II. Unjust Enrichment
¶ 12 Cardon also contends that the district court erred in dismissing his unjust enrichment claim. Cardon argues that when JBR terminated him, he stood “on the verge of signing the biggest contract of the year for any JBR employee, worth several hundred thousand dollars.” In Cardon's view, because JBR offered “no reliable evidence” rebutting that argument, the evidence he offered presents “a dispute of fact regarding whether [he] effectively made the deal and [JBR was] unjustly enriched by his efforts when they terminated him.” In response, JBR argues that “a valid contract govern [ed] ... Cardon's employment and his compensation” and that “no claim for unjust enrichment may lie where a valid contract existed.”
¶ 13 “[A] prerequisite for recovery on an unjust enrichment theory is the absence of an enforceable contract governing the rights and obligations of the parties relating to the conduct at issue.” Ashby v. Ashby, 2010 UT 7, ¶ 14, 227 P.3d 246. “Therefore, where an express contract covering the subject matter of the litigation exists, recovery for unjust enrichment is not available.” Selvig v. Blockbuster Enters., LC, 2011 UT 39, ¶ 30, 266 P.3d 691 (citation and internal quotation marks omitted).
¶ 14 Here, an express contract exists covering the subject matter of the litigation—Cardon's job performance, his compensation, and his termination. Although the parties disagreed about which contract controlled, neither argued that no contract controlled. Because a contract covering the subject matter exists, “recovery for unjust enrichment is not available” here. See id.
Faced with JBR's argument that the existence of an enforceable contract makes an unjust enrichment claim unavailable, Cardon asserts that JBR “did not raise [that argument] in [its] summary judgment pleadings.” The timing of JBR's argument has no effect on our determination. On appeal, “we may affirm a grant of summary judgment on any ground available to the trial court, even if it is not relied on below,” Higgins v. Salt Lake County, 855 P.2d 231, 235 (Utah 1993), so long as “the alternate ground is apparent on the record,” Bailey v. Bayles, 2002 UT 58, ¶ 20, 52 P.3d 1158. Utah law permits a district court on summary judgment to deny an unjust enrichment claim in the presence of an express contract. See, e.g., Nickerson Co. v. Energy West Mining Co., 2009 UT App 366U, paras. 3–4, 2009 WL 4681778; see also TruGreen Cos., LLC v. Mower Bros., Inc., 2008 UT 81, ¶ 18, 199 P.3d 929 (stating that restitution and unjust enrichment claims are “tools of equity, ... used only when no express contract is present”). We affirm on that basis.
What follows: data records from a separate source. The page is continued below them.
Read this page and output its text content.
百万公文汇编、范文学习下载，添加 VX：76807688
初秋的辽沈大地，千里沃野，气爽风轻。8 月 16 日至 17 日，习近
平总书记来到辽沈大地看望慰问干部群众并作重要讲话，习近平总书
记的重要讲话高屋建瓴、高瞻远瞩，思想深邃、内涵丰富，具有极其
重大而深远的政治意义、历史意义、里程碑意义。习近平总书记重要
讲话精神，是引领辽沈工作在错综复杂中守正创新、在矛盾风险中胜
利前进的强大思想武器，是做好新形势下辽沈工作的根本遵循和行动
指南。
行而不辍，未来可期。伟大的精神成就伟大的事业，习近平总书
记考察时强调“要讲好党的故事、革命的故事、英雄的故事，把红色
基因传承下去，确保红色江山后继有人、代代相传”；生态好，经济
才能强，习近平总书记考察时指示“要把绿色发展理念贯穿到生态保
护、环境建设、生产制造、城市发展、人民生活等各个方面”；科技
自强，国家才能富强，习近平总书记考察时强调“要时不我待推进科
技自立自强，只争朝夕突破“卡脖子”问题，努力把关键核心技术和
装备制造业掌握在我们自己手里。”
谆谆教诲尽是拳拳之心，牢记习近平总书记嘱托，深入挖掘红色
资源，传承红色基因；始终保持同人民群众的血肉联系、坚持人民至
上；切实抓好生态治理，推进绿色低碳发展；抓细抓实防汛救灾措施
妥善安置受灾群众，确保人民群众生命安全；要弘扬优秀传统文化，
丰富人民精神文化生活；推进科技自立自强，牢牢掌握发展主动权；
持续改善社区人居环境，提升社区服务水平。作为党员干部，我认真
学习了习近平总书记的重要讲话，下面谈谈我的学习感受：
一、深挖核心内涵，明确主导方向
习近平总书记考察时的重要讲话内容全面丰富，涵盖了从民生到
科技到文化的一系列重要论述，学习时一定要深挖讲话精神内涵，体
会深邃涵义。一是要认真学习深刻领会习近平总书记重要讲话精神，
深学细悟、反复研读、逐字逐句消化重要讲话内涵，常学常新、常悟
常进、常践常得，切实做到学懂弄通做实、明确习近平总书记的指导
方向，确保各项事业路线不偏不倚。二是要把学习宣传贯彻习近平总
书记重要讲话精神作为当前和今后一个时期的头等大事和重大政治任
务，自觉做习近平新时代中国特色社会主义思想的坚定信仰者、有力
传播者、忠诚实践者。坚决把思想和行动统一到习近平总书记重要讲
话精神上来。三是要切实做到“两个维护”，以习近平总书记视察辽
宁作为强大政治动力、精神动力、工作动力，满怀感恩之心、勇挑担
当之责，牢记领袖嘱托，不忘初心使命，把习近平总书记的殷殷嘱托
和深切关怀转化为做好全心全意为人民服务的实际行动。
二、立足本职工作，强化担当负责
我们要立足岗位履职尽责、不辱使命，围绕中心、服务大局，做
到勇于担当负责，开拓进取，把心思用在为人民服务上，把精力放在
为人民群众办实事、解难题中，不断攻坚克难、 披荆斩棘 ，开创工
¶ 15 The jury verdict leaves Cardon without a viable damages theory on his fraud claim. His argument challenging the district court's summary disposition of his fraud claim is therefore moot. Because an express contract governs Cardon's employment rights, he cannot pursue an unjust enrichment claim. Accordingly, we dismiss Cardon's appeal with respect to his fraud claim and affirm the district court's grant of summary judgment on his unjust enrichment claim.